Meskipun Tiongkok secara resmi melarang perdagangan satwa liar di negara itu pada Februari, namun mereka menolak menutup pasar basah, yang sangat penting untuk memenuhi kebutuhan sehari-hari sebagian besar penduduk.
Dalam beberapa hari terakhir, AS terus meningkatkan tekanan kepada Tiongkok. Pompeo juga meminta Tiongkok untuk mengizinkan penyelidikan ke laboratorium Institut Virologi Wuhan. Seruan dari Mike Pompeo ini muncul setelah Menteri Pertanian Federal Australia, David Littleproud, mendesak penyelidikan ilmiah internasional tentang risiko kesehatan yang terkait dengan pasar basah di Tiongkok.
"Masuk akal jika kami pergi dan menyelidiki pasar basah satwa liar ini, untuk memahami risiko yang ditimbulkannya terhadap kesehatan manusia," kata Littleproud.
"Adalah tanggung jawab semua negara global untuk melakukan pekerjaan ini secara ilmiah, dengan cara yang tenang dan metodis, untuk memahami risiko dan apakah mereka dapat dikurangi," lanjutnya.
Di sisi lain, sumber sebenarnya dari virus corona yang telah menginfeksi jutaan orang di dunia dan menewaskan lebih dari 191 ribu orang secara global ini memang masih menjadi misteri hingga kini.
Rumor sebelumnya menyebut bahwa virus corona berasal dari sebuah laboratorium di Wuhan, Institut Virologi Wuhan. Namun bukan diciptakan sebagai senjata biologis, melainkan lebih sebagai bagian dari upaya Tiongkok untuk menunjukkan kemampuannya mengidentifikasi dan memerangi virus setara atau lebih hebat dari kemampuan AS.

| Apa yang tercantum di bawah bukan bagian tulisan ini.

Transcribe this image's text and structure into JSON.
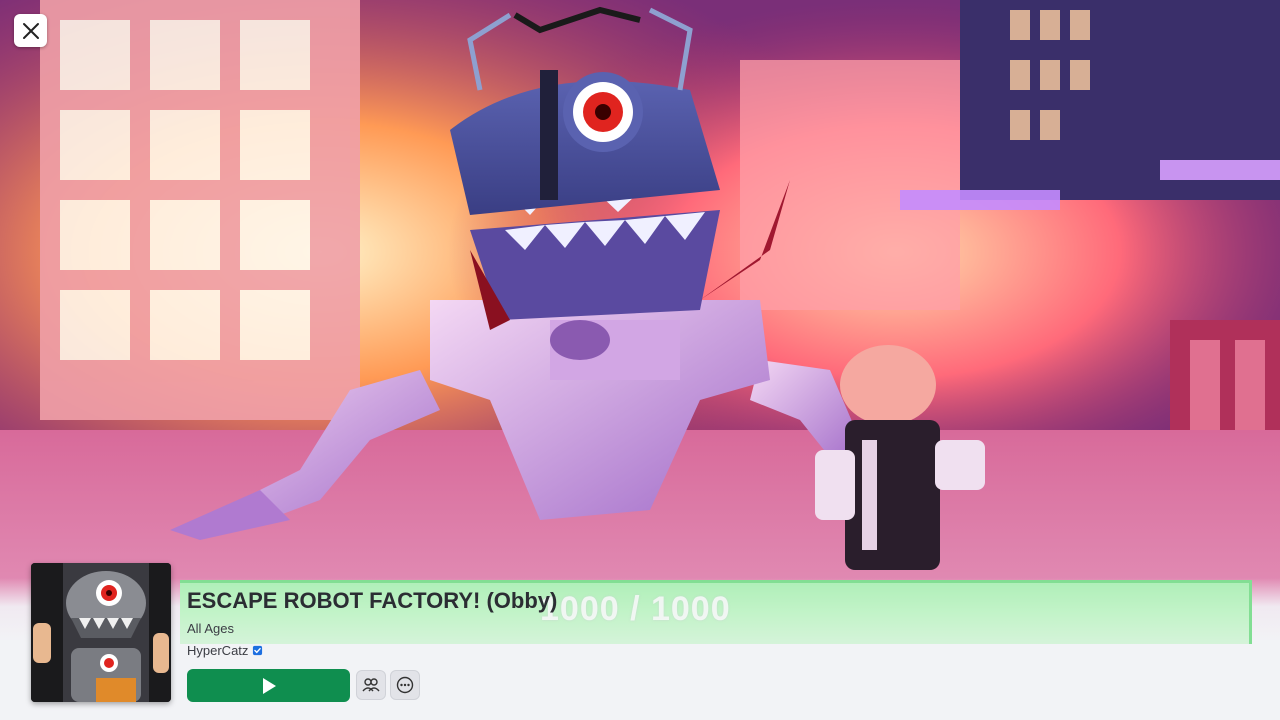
{
  "window": {
    "close_label": "Close"
  },
  "game": {
    "title": "ESCAPE ROBOT FACTORY! (Obby)",
    "age_rating": "All Ages",
    "creator": "HyperCatz",
    "creator_verified": true
  },
  "progress": {
    "label": "1000 / 1000",
    "current": 1000,
    "max": 1000
  },
  "actions": {
    "play_icon": "play-icon",
    "party_icon": "party-icon",
    "more_icon": "more-icon"
  },
  "colors": {
    "play_button": "#0f8e4f",
    "progress_bar": "#b9f2c2",
    "verified_badge": "#1e6fe0"
  }
}
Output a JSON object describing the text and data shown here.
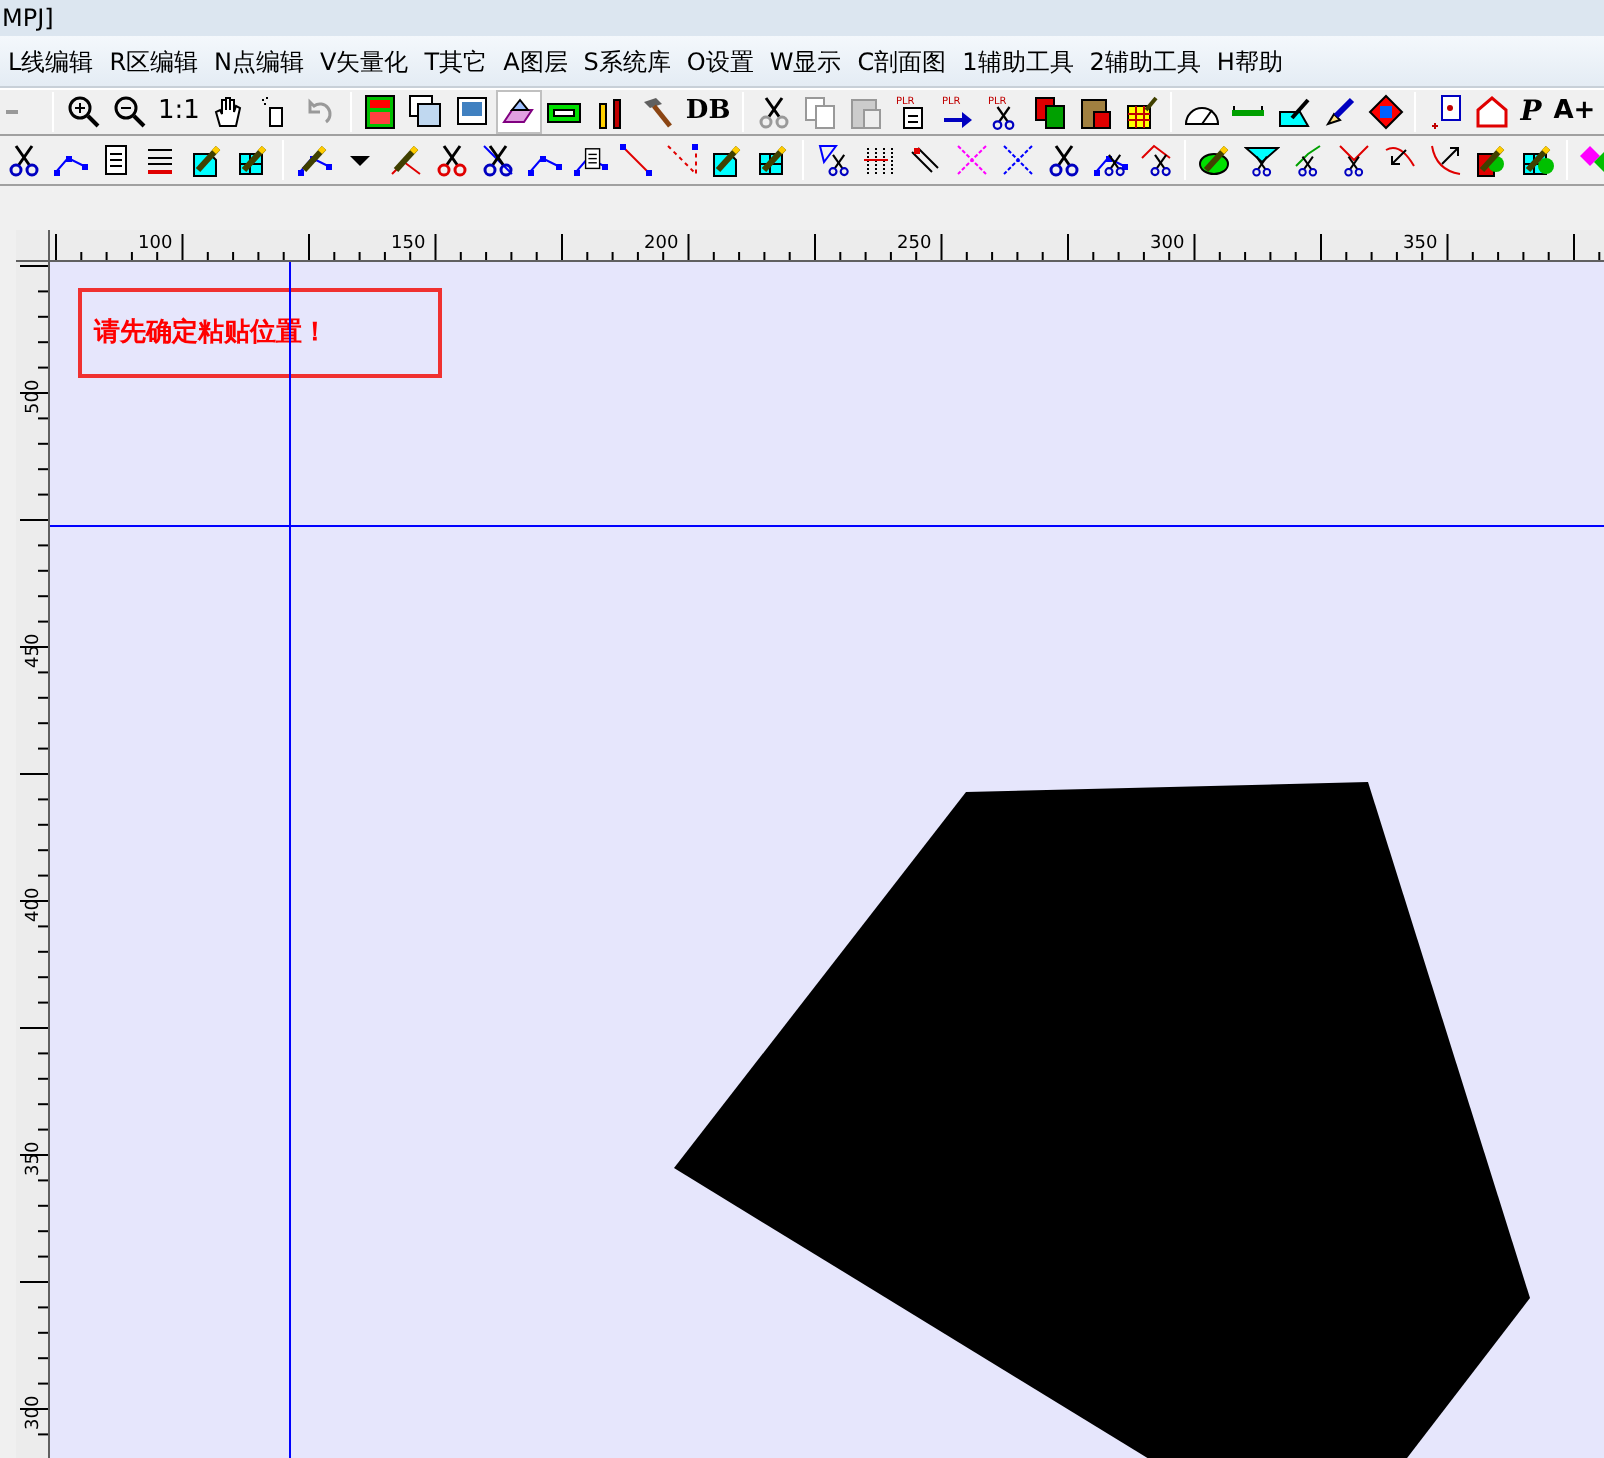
{
  "window": {
    "title": "MPJ]"
  },
  "menu": [
    "L线编辑",
    "R区编辑",
    "N点编辑",
    "V矢量化",
    "T其它",
    "A图层",
    "S系统库",
    "O设置",
    "W显示",
    "C剖面图",
    "1辅助工具",
    "2辅助工具",
    "H帮助"
  ],
  "toolbar_texts": [
    "1:1",
    "DB",
    "P",
    "A+"
  ],
  "icon_labels": [
    "PLR",
    "PLR",
    "PLR"
  ],
  "horizontal_ruler": [
    "100",
    "150",
    "200",
    "250",
    "300",
    "350"
  ],
  "vertical_ruler": [
    "500",
    "450",
    "400",
    "350",
    "300"
  ],
  "canvas": {
    "message": "请先确定粘贴位置！"
  }
}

Laporan ini dan sejumlah laporan lainnya mengindikasi bahwa laboratorium di Wuhan yang menjadi lokasi eksperimen virus dan lemahnya standar keamanan di sana, telah memicu seseorang terinfeksi dan muncul di pasar seafood Huanan, tempat virus corona mulai menyebar.
Akan tetapi, pemerintah Tiongkok dilaporkan kerap melakukan sensor terhadap pemberitaan tentang virus corona, termasuk menahan pihak-pihak yang mengungkap. Selain itu, banyak pihak juga mempertanyakan standar keamanan di laboratorium Wuhan yang khusus untuk mempelajari virus tersebut.
Namun Institut Virologi Wuhan sendiri telah menepis rumor yang menyebut virus corona disintesis secara buatan di salah satu laboratorium mereka.